Of course, the Florida Panthers would brilliantly trade Smith at the expansion draft in order for Vegas to select Marchessault, and the Columbus Blue Jackets surrendered a first and future third-round pick in order to pawn off Karlsson. So, what is it that has made these once sheddable assets into a lethal force of offensive potency?
This line is the perfect microcosm of today’s NHL: speed, skill, and a two-way game. None of these guys are snipers or have big presences, but they play shut-down hockey in all three zones while capitalizing on opponents’ mistakes. Smith and Marchessault place themselves in all the right places to bury opportune goals, while Karlsson’s set up skills string everything together. It’s rare that three 200-foot players who are technically depth forwards can unite to neutralize the likes of a Connor McDavid or Nathan MacKinnon line, but the whole here is just greater than the sum of its parts.
Of all of the grizzled pros that Vegas has acquired in their respective Cup pushes throughout the past few years, these three seem to continue acting as the team’s nucleus no matter what personnel unpacks in the locker room stalls next to them. While the trio serves as the club’s anchor, it makes the production from big-bodied goal-scorers such as Alex Tuch, Mark Stone or Max Pacioretty only more lucrative. Their three-zone game also alleviates defensive and goaltending pressure, despite the talent the Knights already have at those positions.
A System that Clicks
The arrival of Peter DeBoer’s “pressure hockey” style all over the ice was the perfect fit for this lineup card. They were the second most difficult team to score on in the playoffs and the hardest team to get shots on while averaging an impressive 36.5 per game.
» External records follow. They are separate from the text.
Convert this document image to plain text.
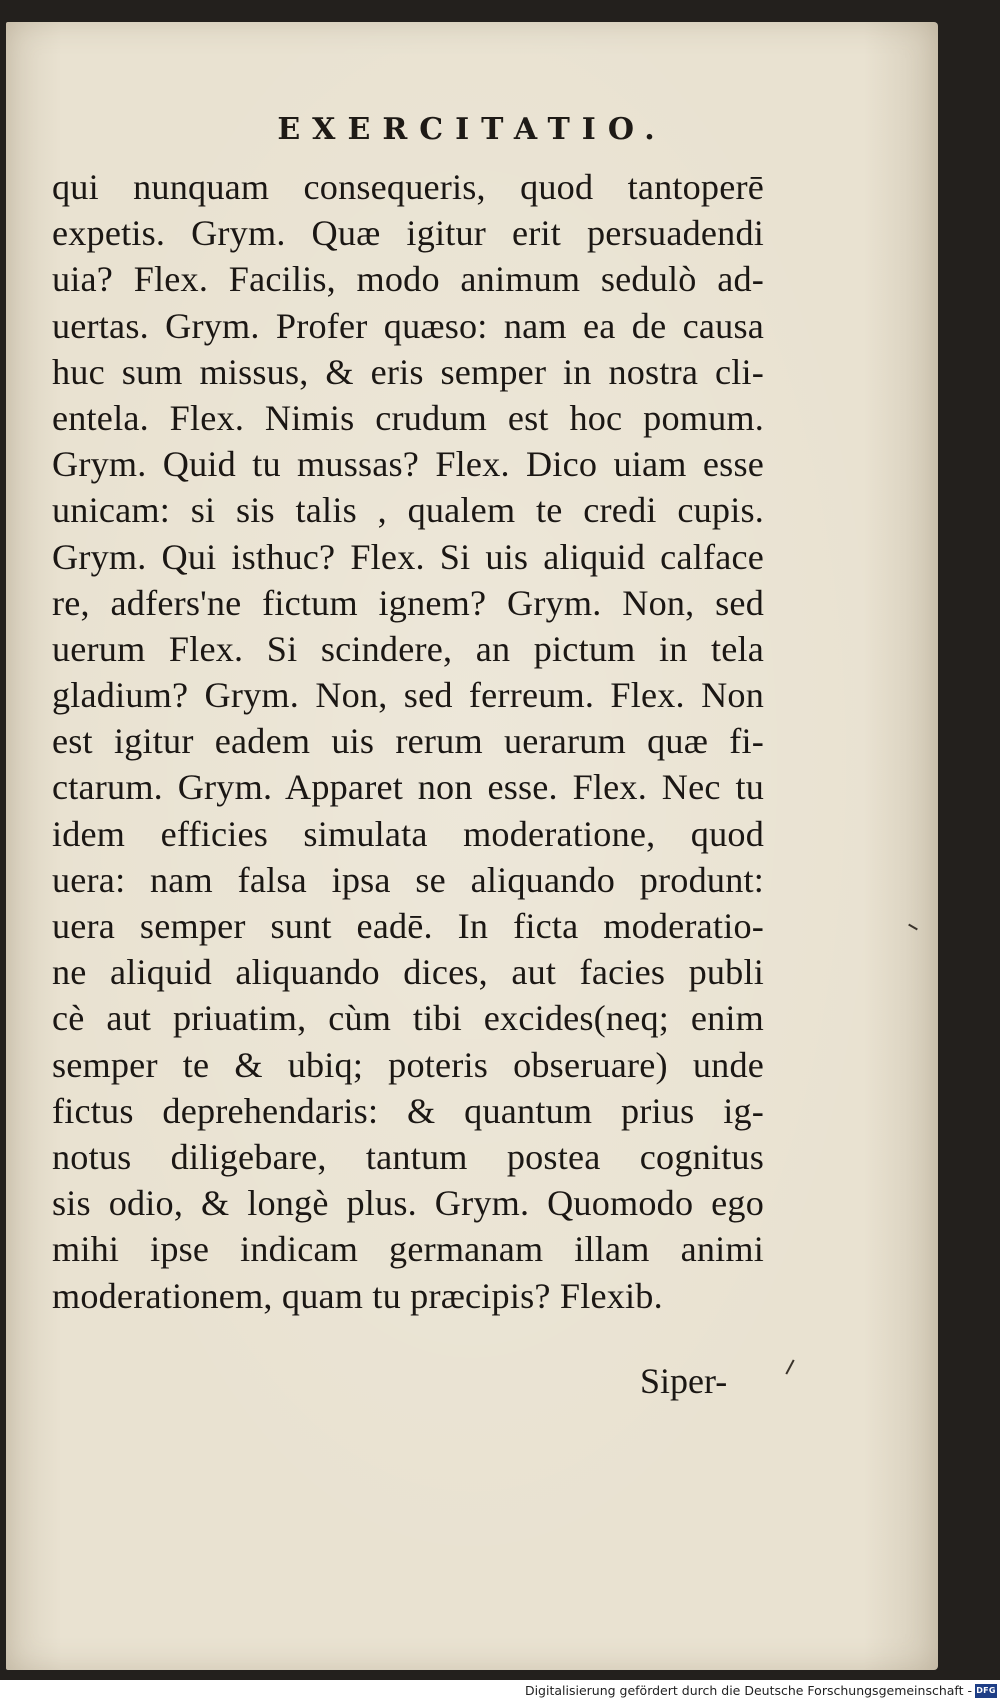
EXERCITATIO.
qui nunquam consequeris, quod tantoperē
expetis. Grym. Quæ igitur erit persuadendi
uia? Flex. Facilis, modo animum sedulò ad-
uertas. Grym. Profer quæso: nam ea de causa
huc sum missus, & eris semper in nostra cli-
entela. Flex. Nimis crudum est hoc pomum.
Grym. Quid tu mussas? Flex. Dico uiam esse
unicam: si sis talis , qualem te credi cupis.
Grym. Qui isthuc? Flex. Si uis aliquid calface
re, adfers'ne fictum ignem? Grym. Non, sed
uerum Flex. Si scindere, an pictum in tela
gladium? Grym. Non, sed ferreum. Flex. Non
est igitur eadem uis rerum uerarum quæ fi-
ctarum. Grym. Apparet non esse. Flex. Nec tu
idem efficies simulata moderatione, quod
uera: nam falsa ipsa se aliquando produnt:
uera semper sunt eadē. In ficta moderatio-
ne aliquid aliquando dices, aut facies publi
cè aut priuatim, cùm tibi excides(neq; enim
semper te & ubiq; poteris obseruare) unde
fictus deprehendaris: & quantum prius ig-
notus diligebare, tantum postea cognitus
sis odio, & longè plus. Grym. Quomodo ego
mihi ipse indicam germanam illam animi
moderationem, quam tu præcipis? Flexib.
Siper-
Digitalisierung gefördert durch die Deutsche Forschungsgemeinschaft - DFG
Between the three players, the offensive output wasn’t there during the run, as Marchessault had the most points with a modest 10, but Vegas’s scoring was a problem throughout the bench anyway—especially in the Vancouver series. I have no doubt the production will return to its former ways for all of them.
DeBoer brings expertise in kneading out inconsistencies. We saw the energy after Gerard Gallant was fired and even back when DeBoer coached the New Jersey Devils and San Jose Sharks. Both teams went from mediocrity to the Stanley Cup Final in his first tries. Gallant was able to summon the unique intangibles of these three, but I think a full season with DeBoer will push the limits.
It’s a rare and coveted commodity in the NHL when it comes to finding the versatility and effectiveness that this triad wields—much less to have all three fall into your lap and subsequently kickstart what could be a dynasty in your franchise infancy. But, I think it’s fair to say that overall, their tenure together has been lightning in a bottle if we’ve ever seen it in this league. With DeBoer at the helm from the gate this year and the team momentum at a high, expect Marchessault, Smith and Karlsson to keep the show grooving on the strip.